也罢,反正凤年年都迟到,而理由无外乎是他那醋坛子皇兄不肯放人。他朗声道:“众卿起,孤与陛下今日在此再举赏花会,望众卿自得其乐,今日无须顾及其他,唯开怀二字!” 
他一声令下,穿着整齐的宫人们立刻排队进入花园,每人的手中都托着盘子,清一色的用花瓣作为调料的点心被一一摆放在座下之人的面前。 
平日官场上的客套来去在这里依然可见踪迹,座下几位青年才俊也纷纷摩拳擦掌,要知道,今日在这里若是得了陛下和后座的赞扬,那日后的路可通畅得很呢! 
几杯菊花香酿,四下观望,已有几位站起身子大声诵读自己的作品。大家伙儿喝喝酒,吃吃点心,赏赏花,析析诗词,倒也不亦乐乎。 
坐在莲若对面的秦珏伦正是风翔口中那个太宰府的小鬼。年纪小小,身上的装扮倒是华贵的很,选择了轻快的绿色正好将他托的可爱无比,他笑了笑,站起来:“陛下,后座,珏伦不才,正有一词和侍郎大人的黄花对上了。霜降水痕收,浅碧鳞鳞露远洲。酒力渐消风力软,飕飕,破帽多情却恋头。佳节若为梧酬,但把清尊断送秋。万事到头都是梦,休休,明日黄花蝶也愁。” 

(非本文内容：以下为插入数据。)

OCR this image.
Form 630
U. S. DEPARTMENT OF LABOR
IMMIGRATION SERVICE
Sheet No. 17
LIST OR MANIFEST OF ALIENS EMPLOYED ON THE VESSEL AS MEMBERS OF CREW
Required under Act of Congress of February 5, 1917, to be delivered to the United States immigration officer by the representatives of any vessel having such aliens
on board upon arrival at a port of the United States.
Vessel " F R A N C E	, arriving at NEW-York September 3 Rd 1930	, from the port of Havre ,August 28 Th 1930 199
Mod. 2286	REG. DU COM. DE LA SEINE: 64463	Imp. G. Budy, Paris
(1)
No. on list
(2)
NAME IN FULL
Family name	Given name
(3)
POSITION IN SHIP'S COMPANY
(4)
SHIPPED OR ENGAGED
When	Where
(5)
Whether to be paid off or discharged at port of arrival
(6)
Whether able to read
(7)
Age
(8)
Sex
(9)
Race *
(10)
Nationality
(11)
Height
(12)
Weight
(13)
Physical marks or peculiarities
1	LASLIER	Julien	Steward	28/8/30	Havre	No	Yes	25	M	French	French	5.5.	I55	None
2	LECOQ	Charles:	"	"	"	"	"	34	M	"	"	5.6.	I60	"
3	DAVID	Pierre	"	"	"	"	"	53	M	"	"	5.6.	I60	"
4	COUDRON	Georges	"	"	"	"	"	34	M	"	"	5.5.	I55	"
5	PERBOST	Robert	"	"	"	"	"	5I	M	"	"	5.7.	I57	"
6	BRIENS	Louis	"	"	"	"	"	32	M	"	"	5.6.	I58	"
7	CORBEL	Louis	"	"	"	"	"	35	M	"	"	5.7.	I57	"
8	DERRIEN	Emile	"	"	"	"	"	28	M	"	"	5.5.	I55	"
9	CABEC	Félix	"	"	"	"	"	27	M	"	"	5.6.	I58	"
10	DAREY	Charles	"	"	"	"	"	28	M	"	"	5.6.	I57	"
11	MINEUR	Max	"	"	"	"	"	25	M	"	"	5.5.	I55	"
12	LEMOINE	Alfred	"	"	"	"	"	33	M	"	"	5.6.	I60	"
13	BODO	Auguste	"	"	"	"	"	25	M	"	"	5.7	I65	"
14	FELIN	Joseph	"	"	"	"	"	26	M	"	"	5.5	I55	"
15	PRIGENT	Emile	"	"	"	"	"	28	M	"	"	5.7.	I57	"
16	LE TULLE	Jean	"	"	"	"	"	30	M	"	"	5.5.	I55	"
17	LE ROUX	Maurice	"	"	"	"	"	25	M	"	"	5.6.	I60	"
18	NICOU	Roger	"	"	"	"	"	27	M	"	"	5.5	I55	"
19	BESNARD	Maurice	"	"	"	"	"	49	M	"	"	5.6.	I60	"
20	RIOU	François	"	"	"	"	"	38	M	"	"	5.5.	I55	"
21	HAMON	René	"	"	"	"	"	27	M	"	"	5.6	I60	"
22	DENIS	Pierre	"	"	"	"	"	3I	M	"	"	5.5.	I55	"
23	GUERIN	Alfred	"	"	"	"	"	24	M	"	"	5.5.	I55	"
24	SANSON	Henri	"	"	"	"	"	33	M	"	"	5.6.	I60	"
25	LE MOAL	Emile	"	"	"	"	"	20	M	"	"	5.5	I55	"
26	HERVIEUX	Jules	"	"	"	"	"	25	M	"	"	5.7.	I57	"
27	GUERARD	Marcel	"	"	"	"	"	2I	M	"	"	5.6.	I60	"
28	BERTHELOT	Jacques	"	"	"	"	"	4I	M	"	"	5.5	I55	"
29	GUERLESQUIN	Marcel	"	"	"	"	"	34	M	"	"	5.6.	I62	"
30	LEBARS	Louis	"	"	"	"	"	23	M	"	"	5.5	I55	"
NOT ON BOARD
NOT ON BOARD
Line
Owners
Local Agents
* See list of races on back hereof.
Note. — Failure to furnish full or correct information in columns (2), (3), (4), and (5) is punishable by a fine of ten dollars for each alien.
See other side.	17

他说的与侍郎对上的那句正是方才前人那句——相逢不用忙归去,明日黄花蝶也愁。 
“好词,”座下有人叫道,“秦舍人不愧是当今状元,果然好词!” 
那秦珏伦轻轻笑开,状似不经意的瞄过莲若这边,笑的几分诡异。 
“的确不错,莲若皇儿,你有什么准备?”焰君一边点头,微笑看向莲若。今日也不见风翔的踪影,不知他跑哪儿去了。只是,延麟似乎也没什么表示,想来是不用担心的了。 
莲若徐徐站起,淡淡笑着:“儿臣尚有一诗,愿与秦舍人比高低。” 
“噢?”秦珏伦从香喷喷的菊糕中抬起头来,笑的可爱,“大殿下不妨说说,珏伦受教了。” 
事到如今,也只能这么做了,风翔这孩子,什么时候开始有这么重的胜负心了呢?他浅叹,却没有表现出来:“瓶供篱栽日日忙,折来休认镜中妆。长安公子因花癖,彭泽先生是酒狂。短鬓冷沾三径露,葛巾香染九秋霜。高情不入时人眼,拍手凭他笑路旁。” 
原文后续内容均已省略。